Approximately one in three U.S. adults over 19 years of age (estimated 79 million people) has prediabetes. Given the marked increase in childhood obesity, this trend appears to be sustained. Slow corneal healing, loose epithelial adhesion, corneal nerve fiber damage, and persistent epithelial defects characterize a condition that affects a high percentage (up to 70%) of individuals with diabetes, and puts the cornea at risk for complications arising from accidental injury or ophthalmic procedures such as contact lenses, vitreous surgery, LASIK and retinal photocoagulation. We will use diet-induced obesity and full thickness corneal epithelial abrasion in C57BL/6J mice for studies in vivo, and human corneal epithelial cells for studies in vitro. Our most recent data in vivo reveal that 10 week old mice fed a high fat diet for 5 weeks show systemic inflammation with increased proinflammatory cytokines in blood as well as leukocyte activation and infiltration into adipose tissues. At 5 weeks of high fat diet, there is little evidence of hyperglycemia or insulin resistance. These mice exhibit significant reductions in nerve density in the epithelial branches of the corneal nerves, and when challenged, they exhibit abnormal wound healing after corneal abrasion with reduced regeneration of damaged corneal nerves.
Specific Aims : 1) Determine changes in the cornea and changes in the healing response to corneal epithelial injury induced by feeding mice an obesogenic diet, and assess the reversibility of these changes following diet reversal from the obesogenic diet to an optimum chow diet.

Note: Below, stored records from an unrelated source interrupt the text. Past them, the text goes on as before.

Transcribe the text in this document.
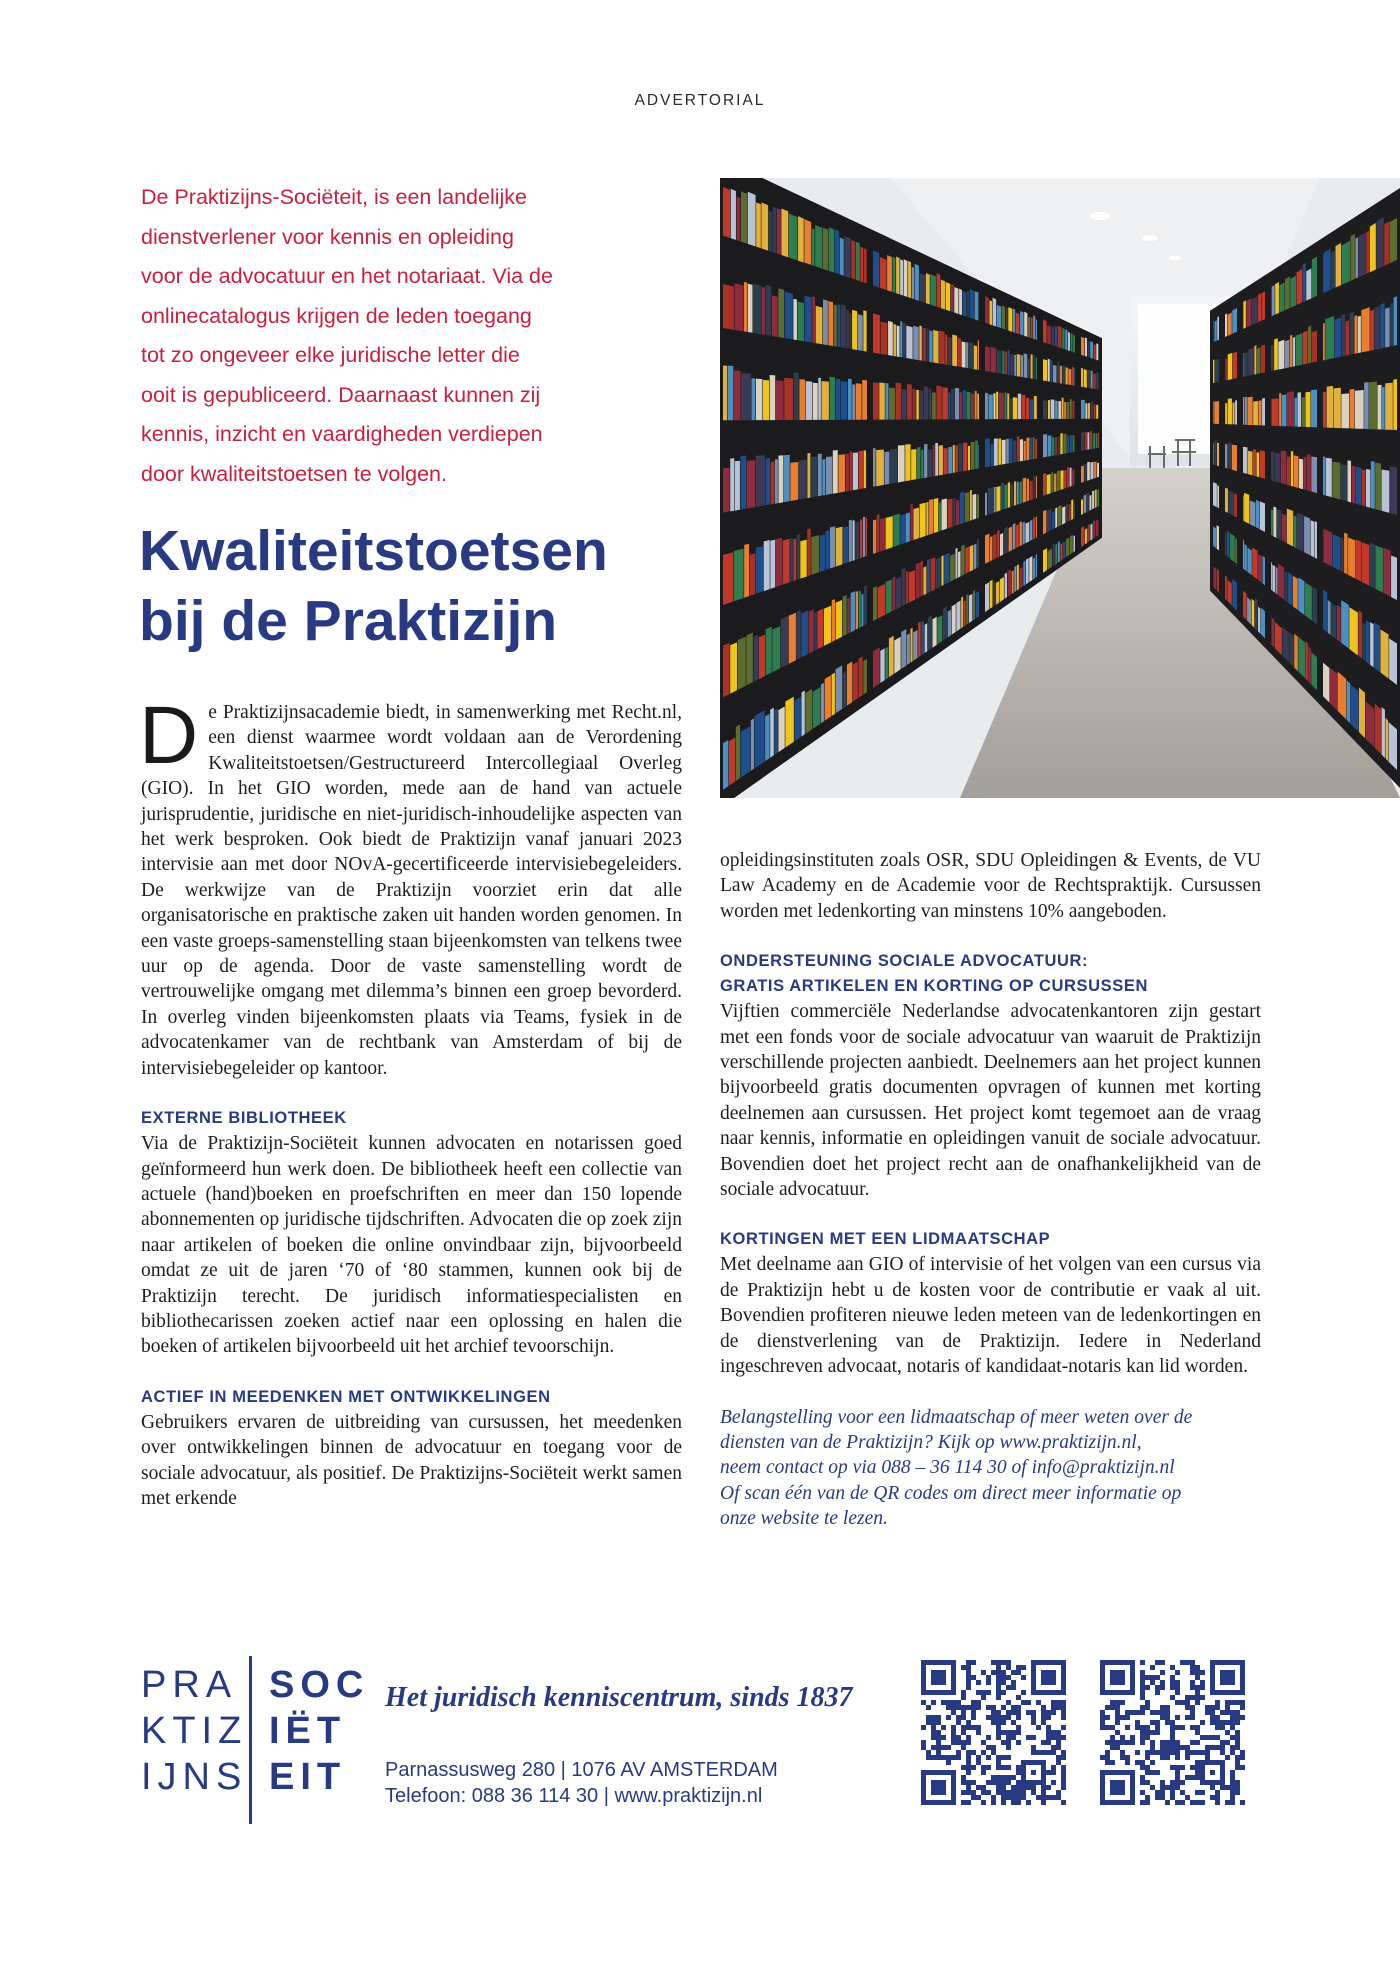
ADVERTORIAL
De Praktizijns-Sociëteit, is een landelijke
dienstverlener voor kennis en opleiding
voor de advocatuur en het notariaat. Via de
onlinecatalogus krijgen de leden toegang
tot zo ongeveer elke juridische letter die
ooit is gepubliceerd. Daarnaast kunnen zij
kennis, inzicht en vaardigheden verdiepen
door kwaliteitstoetsen te volgen.
Kwaliteitstoetsen
bij de Praktizijn

De Praktizijnsacademie biedt, in samenwerking met Recht.nl, een dienst waarmee wordt voldaan aan de Verordening Kwaliteitstoetsen/Gestructureerd Intercollegiaal Overleg (GIO). In het GIO worden, mede aan de hand van actuele jurisprudentie, juridische en niet-juridisch-inhoudelijke aspecten van het werk besproken. Ook biedt de Praktizijn vanaf januari 2023 intervisie aan met door NOvA-gecertificeerde intervisiebegeleiders. De werkwijze van de Praktizijn voorziet erin dat alle organisatorische en praktische zaken uit handen worden genomen. In een vaste groeps-samenstelling staan bijeenkomsten van telkens twee uur op de agenda. Door de vaste samenstelling wordt de vertrouwelijke omgang met dilemma’s binnen een groep bevorderd. In overleg vinden bijeenkomsten plaats via Teams, fysiek in de advocatenkamer van de rechtbank van Amsterdam of bij de intervisiebegeleider op kantoor.

EXTERNE BIBLIOTHEEK

Via de Praktizijn-Sociëteit kunnen advocaten en notarissen goed geïnformeerd hun werk doen. De bibliotheek heeft een collectie van actuele (hand)boeken en proefschriften en meer dan 150 lopende abonnementen op juridische tijdschriften. Advocaten die op zoek zijn naar artikelen of boeken die online onvindbaar zijn, bijvoorbeeld omdat ze uit de jaren ‘70 of ‘80 stammen, kunnen ook bij de Praktizijn terecht. De juridisch informatiespecialisten en bibliothecarissen zoeken actief naar een oplossing en halen die boeken of artikelen bijvoorbeeld uit het archief tevoorschijn.

ACTIEF IN MEEDENKEN MET ONTWIKKELINGEN

Gebruikers ervaren de uitbreiding van cursussen, het meedenken over ontwikkelingen binnen de advocatuur en toegang voor de sociale advocatuur, als positief. De Praktizijns-Sociëteit werkt samen met erkende

opleidingsinstituten zoals OSR, SDU Opleidingen & Events, de VU Law Academy en de Academie voor de Rechtspraktijk. Cursussen worden met ledenkorting van minstens 10% aangeboden.

ONDERSTEUNING SOCIALE ADVOCATUUR:
GRATIS ARTIKELEN EN KORTING OP CURSUSSEN

Vijftien commerciële Nederlandse advocatenkantoren zijn gestart met een fonds voor de sociale advocatuur van waaruit de Praktizijn verschillende projecten aanbiedt. Deelnemers aan het project kunnen bijvoorbeeld gratis documenten opvragen of kunnen met korting deelnemen aan cursussen. Het project komt tegemoet aan de vraag naar kennis, informatie en opleidingen vanuit de sociale advocatuur. Bovendien doet het project recht aan de onafhankelijkheid van de sociale advocatuur.

KORTINGEN MET EEN LIDMAATSCHAP

Met deelname aan GIO of intervisie of het volgen van een cursus via de Praktizijn hebt u de kosten voor de contributie er vaak al uit. Bovendien profiteren nieuwe leden meteen van de ledenkortingen en de dienstverlening van de Praktizijn. Iedere in Nederland ingeschreven advocaat, notaris of kandidaat-notaris kan lid worden.

Belangstelling voor een lidmaatschap of meer weten over de
diensten van de Praktizijn? Kijk op www.praktizijn.nl,
neem contact op via 088 – 36 114 30 of info@praktizijn.nl
Of scan één van de QR codes om direct meer informatie op
onze website te lezen.
PRA
KTIZ
IJNS
SOC
IËT
EIT
Het juridisch kenniscentrum, sinds 1837
Parnassusweg 280 | 1076 AV AMSTERDAM
Telefoon: 088 36 114 30 | www.praktizijn.nl
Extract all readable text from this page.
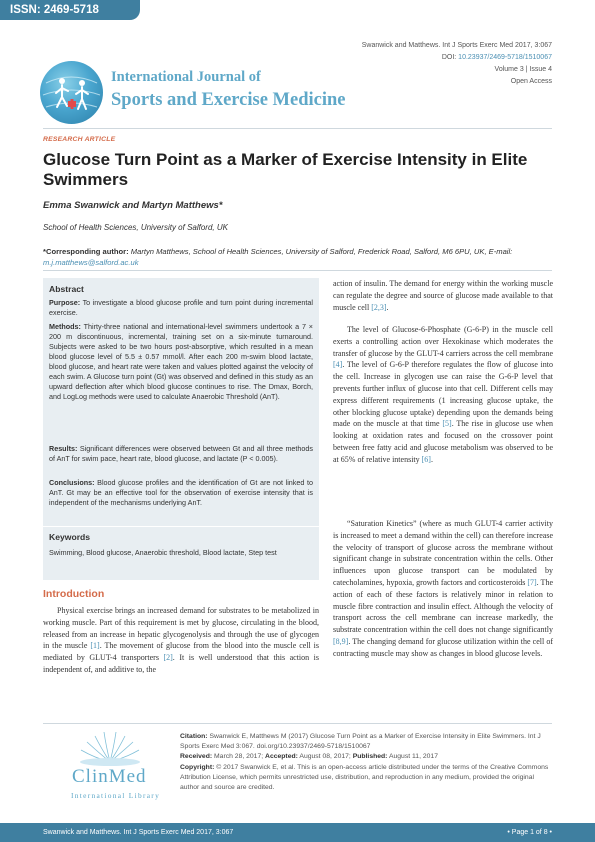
ISSN: 2469-5718
Swanwick and Matthews. Int J Sports Exerc Med 2017, 3:067
DOI: 10.23937/2469-5718/1510067
Volume 3 | Issue 4
Open Access
International Journal of
Sports and Exercise Medicine
RESEARCH ARTICLE
Glucose Turn Point as a Marker of Exercise Intensity in Elite Swimmers
Emma Swanwick and Martyn Matthews*
School of Health Sciences, University of Salford, UK
*Corresponding author: Martyn Matthews, School of Health Sciences, University of Salford, Frederick Road, Salford, M6 6PU, UK, E-mail: m.j.matthews@salford.ac.uk
Abstract
Purpose: To investigate a blood glucose profile and turn point during incremental exercise.
Methods: Thirty-three national and international-level swimmers undertook a 7 × 200 m discontinuous, incremental, training set on a six-minute turnaround. Subjects were asked to be two hours post-absorptive, which resulted in a mean blood glucose level of 5.5 ± 0.57 mmol/l. After each 200 m-swim blood lactate, blood glucose, and heart rate were taken and values plotted against the velocity of each swim. A Glucose turn point (Gt) was observed and defined in this study as an upward deflection after which blood glucose continues to rise. The Dmax, Borch, and LogLog methods were used to calculate Anaerobic Threshold (AnT).
Results: Significant differences were observed between Gt and all three methods of AnT for swim pace, heart rate, blood glucose, and lactate (P < 0.005).
Conclusions: Blood glucose profiles and the identification of Gt are not linked to AnT. Gt may be an effective tool for the observation of exercise intensity that is independent of the mechanisms underlying AnT.
Keywords
Swimming, Blood glucose, Anaerobic threshold, Blood lactate, Step test
Introduction
Physical exercise brings an increased demand for substrates to be metabolized in working muscle. Part of this requirement is met by glucose, circulating in the blood, released from an increase in hepatic glycogenolysis and through the use of glycogen in the muscle [1]. The movement of glucose from the blood into the muscle cell is mediated by GLUT-4 transporters [2]. It is well understood that this action is independent of, and additive to, the
action of insulin. The demand for energy within the working muscle can regulate the degree and source of glucose made available to that muscle cell [2,3].
The level of Glucose-6-Phosphate (G-6-P) in the muscle cell exerts a controlling action over Hexokinase which moderates the transfer of glucose by the GLUT-4 carriers across the cell membrane [4]. The level of G-6-P therefore regulates the flow of glucose into the cell. Increase in glycogen use can raise the G-6-P level that prevents further influx of glucose into that cell. Different cells may express different requirements (1 increasing glucose uptake, the other blocking glucose uptake) depending upon the demands being made on the muscle at that time [5]. The rise in glucose use when looking at oxidation rates and focused on the crossover point between free fatty acid and glucose metabolism was observed to be at 65% of relative intensity [6].
“Saturation Kinetics” (where as much GLUT-4 carrier activity is increased to meet a demand within the cell) can therefore increase the velocity of transport of glucose across the membrane without significant change in substrate concentration within the cells. Other influences upon glucose transport can be modulated by catecholamines, hypoxia, growth factors and corticosteroids [7]. The action of each of these factors is relatively minor in relation to muscle fibre contraction and insulin effect. Although the velocity of transport across the cell membrane can increase markedly, the substrate concentration within the cell does not change significantly [8,9]. The changing demand for glucose utilization within the cell of contracting muscle may show as changes in blood glucose levels.
ClinMed
International Library
Citation: Swanwick E, Matthews M (2017) Glucose Turn Point as a Marker of Exercise Intensity in Elite Swimmers. Int J Sports Exerc Med 3:067. doi.org/10.23937/2469-5718/1510067
Received: March 28, 2017; Accepted: August 08, 2017; Published: August 11, 2017
Copyright: © 2017 Swanwick E, et al. This is an open-access article distributed under the terms of the Creative Commons Attribution License, which permits unrestricted use, distribution, and reproduction in any medium, provided the original author and source are credited.
Swanwick and Matthews. Int J Sports Exerc Med 2017, 3:067	• Page 1 of 8 •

Hypothesis: Pathologic changes occur in the cornea in the early stages of diet-induced metabolic syndrome, and normal corneal function is not fully restored upon diet reversal. 2) Determine if diet-induced systemic inflammation contributes to the detrimental changes in the cornea. Hypothesis: Diet-induced inflammation is a major contributor to the corneal pathology that occurs in obesity. 3) Analyze the benefit for diet-induced corneal healing dysfunction of specific interventions conceptually derived from the studies of corneal wound healing and diet-induced corneal dysfunction.
This application will study the importance of inflammation to healing of wounds in the surface of the eye, and analyzes the effects of diet-induced obesity on corneal integrity and wound healing. Of particular interest are the cascades of adhesion molecules, cytokines, chemokines and emigrating cells that are critical for maintenance of corneal integrity and from which therapeutic concepts can be derived for treating the corneal dysfunction resulting from diet- induced obesity and the accompanying metabolic syndrome.